La pagina di Luciano
     

 

 

Nelle mia lunghe degenze passate in vari ospedali, una suora veniva nel pomeriggio a farci passare un’oretta di distrazione, raccontandoci storie, aneddoti oppure fatti accaduti nello stesso ospedale. Di tutto quello che ci ha raccontato, mi è rimasto “stampato” nella memoria un racconto che propongo anche a tutti voi, lettori di “Campane”. Una storia a cui ho dato un titolo: “Con gli occhi dell’anima

 

Due uomini, ambedue ammalati, occupavano la stessa stanza di ospedale. Uno dei due doveva sedersi sul letto una buona ora ogni pomeriggio per poter respirare profondamente così da liberarsi un po’ dalle porcherie che caricavano così pesantemente i suoi polmoni. Il suo letto si trovava vicino alla finestra. L’altro uomo doveva passare tutte le sue giornate steso, immobile.

 

I due sfortunati compagni parlavano tra loro delle loro spose, dei figli, dei lavori e dei cantieri che avevano frequentato, dell’andamento della vita sempre più difficile, della fatica di sbarcare il lunario. Così passavano le giornate vincendo i momenti tristi e i pensieri sui malanni che stavano vivendo. Quello che aveva il letto vicino alla finestra, nell’ora in cui stava seduto, passava il tempo a descrivere al compagno di stanza tutte le bellezze della natura e il panorama favoloso, con il parco fiorito, il laghetto con  i cigni, il via vai della gente, felice, così, di poter offrire una veduta sul mondo al suo compagno che stava immobile a letto. Per lui era come bere un sorso di acqua fresca quando si ha tanta sete.

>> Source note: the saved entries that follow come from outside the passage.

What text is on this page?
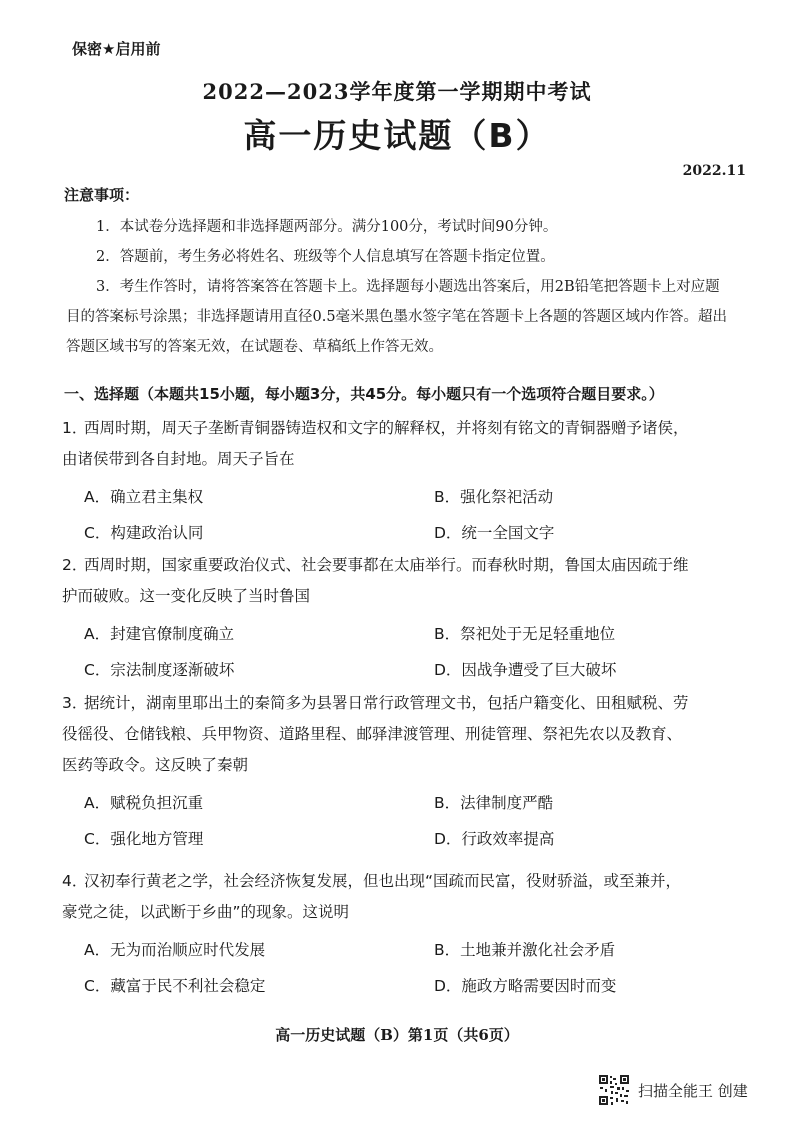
保密★启用前
2022—2023学年度第一学期期中考试
高一历史试题（B）
2022.11
注意事项：

1．本试卷分选择题和非选择题两部分。满分100分，考试时间90分钟。

2．答题前，考生务必将姓名、班级等个人信息填写在答题卡指定位置。

3．考生作答时，请将答案答在答题卡上。选择题每小题选出答案后，用2B铅笔把答题卡上对应题目的答案标号涂黑；非选择题请用直径0.5毫米黑色墨水签字笔在答题卡上各题的答题区域内作答。超出答题区域书写的答案无效，在试题卷、草稿纸上作答无效。

一、选择题（本题共15小题，每小题3分，共45分。每小题只有一个选项符合题目要求。）
1．西周时期，周天子垄断青铜器铸造权和文字的解释权，并将刻有铭文的青铜器赠予诸侯，
由诸侯带到各自封地。周天子旨在
A．确立君主集权	B．强化祭祀活动
C．构建政治认同	D．统一全国文字
2．西周时期，国家重要政治仪式、社会要事都在太庙举行。而春秋时期，鲁国太庙因疏于维
护而破败。这一变化反映了当时鲁国
A．封建官僚制度确立	B．祭祀处于无足轻重地位
C．宗法制度逐渐破坏	D．因战争遭受了巨大破坏
3．据统计，湖南里耶出土的秦简多为县署日常行政管理文书，包括户籍变化、田租赋税、劳
役徭役、仓储钱粮、兵甲物资、道路里程、邮驿津渡管理、刑徒管理、祭祀先农以及教育、
医药等政令。这反映了秦朝
A．赋税负担沉重	B．法律制度严酷
C．强化地方管理	D．行政效率提高
4．汉初奉行黄老之学，社会经济恢复发展，但也出现“国疏而民富，役财骄溢，或至兼并，
豪党之徒，以武断于乡曲”的现象。这说明
A．无为而治顺应时代发展	B．土地兼并激化社会矛盾
C．藏富于民不利社会稳定	D．施政方略需要因时而变
高一历史试题（B）第1页（共6页）
扫描全能王 创建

Il compagno gli descriveva talmente bene le cose che vedeva dalla finestra che gli sembrava di vederle di persona. Spiegava con tanto entusiasmo, immaginazione e con profonda amicizia.

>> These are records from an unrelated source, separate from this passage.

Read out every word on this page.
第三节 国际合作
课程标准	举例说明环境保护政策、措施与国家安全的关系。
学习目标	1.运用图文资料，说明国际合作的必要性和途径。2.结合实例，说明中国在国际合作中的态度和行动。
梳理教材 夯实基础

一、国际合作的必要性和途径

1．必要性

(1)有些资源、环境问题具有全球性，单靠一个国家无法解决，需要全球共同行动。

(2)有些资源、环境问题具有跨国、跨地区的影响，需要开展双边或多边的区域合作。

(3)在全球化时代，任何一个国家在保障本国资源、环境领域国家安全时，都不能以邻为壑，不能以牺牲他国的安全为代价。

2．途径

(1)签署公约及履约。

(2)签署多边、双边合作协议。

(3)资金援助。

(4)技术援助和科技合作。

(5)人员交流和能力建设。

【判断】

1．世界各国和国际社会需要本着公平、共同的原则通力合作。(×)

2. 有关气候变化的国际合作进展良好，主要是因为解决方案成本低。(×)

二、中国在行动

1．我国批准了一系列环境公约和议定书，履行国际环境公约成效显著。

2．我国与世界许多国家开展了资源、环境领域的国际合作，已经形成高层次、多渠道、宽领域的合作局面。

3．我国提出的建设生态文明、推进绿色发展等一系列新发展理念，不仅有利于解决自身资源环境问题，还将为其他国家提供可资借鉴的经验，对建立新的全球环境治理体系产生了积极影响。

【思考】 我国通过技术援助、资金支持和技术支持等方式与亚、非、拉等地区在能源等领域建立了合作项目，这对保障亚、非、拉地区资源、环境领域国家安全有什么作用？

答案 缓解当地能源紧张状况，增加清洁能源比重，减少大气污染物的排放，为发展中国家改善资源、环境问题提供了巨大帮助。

I giorni e le settimane passavano…

Una mattina, all’ora del bagno, l’infermiere trovò senza vita l’uomo che stava vicino alla finestra.

Il suo compagno ne fu molto rattristato: non aveva più nessuno che potesse descrivergli il panorama. Per questo chiese di essere spostato vicino alla finestra. L’infermiere lo accontentò con piacere.

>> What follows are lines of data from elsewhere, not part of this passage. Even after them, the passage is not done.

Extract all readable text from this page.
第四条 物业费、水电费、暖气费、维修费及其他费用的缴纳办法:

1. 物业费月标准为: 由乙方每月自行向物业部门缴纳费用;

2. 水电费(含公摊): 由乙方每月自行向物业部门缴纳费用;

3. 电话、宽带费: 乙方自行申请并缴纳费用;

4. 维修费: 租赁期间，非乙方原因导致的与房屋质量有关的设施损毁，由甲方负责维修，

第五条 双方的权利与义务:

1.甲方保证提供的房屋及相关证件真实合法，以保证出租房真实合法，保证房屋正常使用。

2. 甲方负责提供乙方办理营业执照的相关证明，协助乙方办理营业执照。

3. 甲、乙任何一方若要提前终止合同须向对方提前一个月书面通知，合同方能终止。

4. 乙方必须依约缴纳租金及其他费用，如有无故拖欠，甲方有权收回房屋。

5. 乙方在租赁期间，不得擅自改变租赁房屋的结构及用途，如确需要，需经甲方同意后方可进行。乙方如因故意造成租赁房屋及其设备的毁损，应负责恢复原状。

Dopo che fu vicino alla finestra, lentamente e con molta fatica, alzò un po’ la testa per poter osservare ciò che il suo compagno gli descriveva così bene.

La sorpresa fu grande e ci volle un bel po’ per riprendersi: davanti alla finestra c’era solo un brutto e rustico muro.

L’uomo, ancora sbigottito, chiese all’infermiere come mai il suo compagno gli avesse descritto tutte quelle cose che non esistevano.

L’infermiere rispose che l’aveva fatto per lui e che, in più, era cieco, per cui non poteva vedere neppure il muro. L’aveva fatto per dargli coraggio e un po’ di serenità.

Quello – pensò l’uomo – doveva essere un angelo ed era volato in cielo con delle ali grandi come il suo amore verso coloro che ne hanno bisogno.

 

P.S.:  Non scrisse un giorno un filosofo che “l’amore è un’ala che Dio ha dato all’anima per volare in Paradiso”?